Bcl-2-AS therapy has been evaluated in multiple clinical trials [172-174]. Bcl-2-AS therapy using G3139, for example, an 18-base phosphorothioate oligonucleotide complementary to the first six codons of the Bcl-2 mRNA, selectively and specifically inhibits Bcl-2 expression and promotes apoptosis in different human and murine cancer cell lines [175]. G3139 is well tolerated at doses comparable to that used in our studies (e.g., [176] and references therein). Systemic administration of G3139 to Shionogi tumor-bearing mice led to a rapid decrease of tumor size (higher when chemotherapy was simultaneously administered), whereas the oligonucleotide did not affect Bcl-2 expression in normal organs [177,178]. G3139-induced tumor regression without dose-limiting toxicity was also observed in other tumors, melanoma, lymphoma, or gastric cancers for example [175]. Furthermore, synergism of the G3139 and anticancer drugs was also shown in different tumors [172,179-182].

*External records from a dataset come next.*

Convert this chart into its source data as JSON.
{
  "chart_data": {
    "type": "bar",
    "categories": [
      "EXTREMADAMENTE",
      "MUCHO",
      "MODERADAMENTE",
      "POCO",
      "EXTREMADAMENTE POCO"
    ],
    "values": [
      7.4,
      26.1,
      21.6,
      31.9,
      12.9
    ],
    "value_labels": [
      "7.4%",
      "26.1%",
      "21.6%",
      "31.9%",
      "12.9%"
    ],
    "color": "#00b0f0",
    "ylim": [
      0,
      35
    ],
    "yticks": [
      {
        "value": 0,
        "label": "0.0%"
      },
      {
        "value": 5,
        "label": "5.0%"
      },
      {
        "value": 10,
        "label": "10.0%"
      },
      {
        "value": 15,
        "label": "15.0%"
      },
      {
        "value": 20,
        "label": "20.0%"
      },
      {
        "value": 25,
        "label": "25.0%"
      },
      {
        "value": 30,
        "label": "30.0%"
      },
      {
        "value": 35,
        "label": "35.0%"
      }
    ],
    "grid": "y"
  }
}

GEDs are used clinically (see above) and, thus, tumor cell adaptation to a GED (as a previous step before cytotoxic/target therapies are applied) is feasible.

Therefore the proposed strategy (or variations of it) can easily be applied and may represent a significant improvement in the therapy of different cancers. With this aim, further experimental work and clinical trials, combining GSH depletion with current cancer therapy protocols, are necessary steps forward.

Conclusions

GSH participates in cancer cell protection against xenobiotics, ionizing radiations, and oxidative stress-inducing biotherapy. In addition mitochondrial GSH oxidation, in particular, favors opening of the mitochondrial permeability transition pore complex, thus facilitating the release of death-related molecular signals. Moreover, GSH is also involved in regulating other types of cancer cell death, including necrosis and autophagy.Identification of the mechanisms controlling GSH homeostasis and fluxes in cancer cells allowed to elucidate a potential, GSH-depletion-based, strategy to improve the efficacy of cancer therapy. This involves (a) cytosolic GSH depletionthrough an increase of GSH efflux out of cells; and (b) mitochondrial GSH depletion through inhibition of its transport into these organelles. Nevertheless these mechanisms need to be assayed in different tumor types in order to make this strategy as general as possible.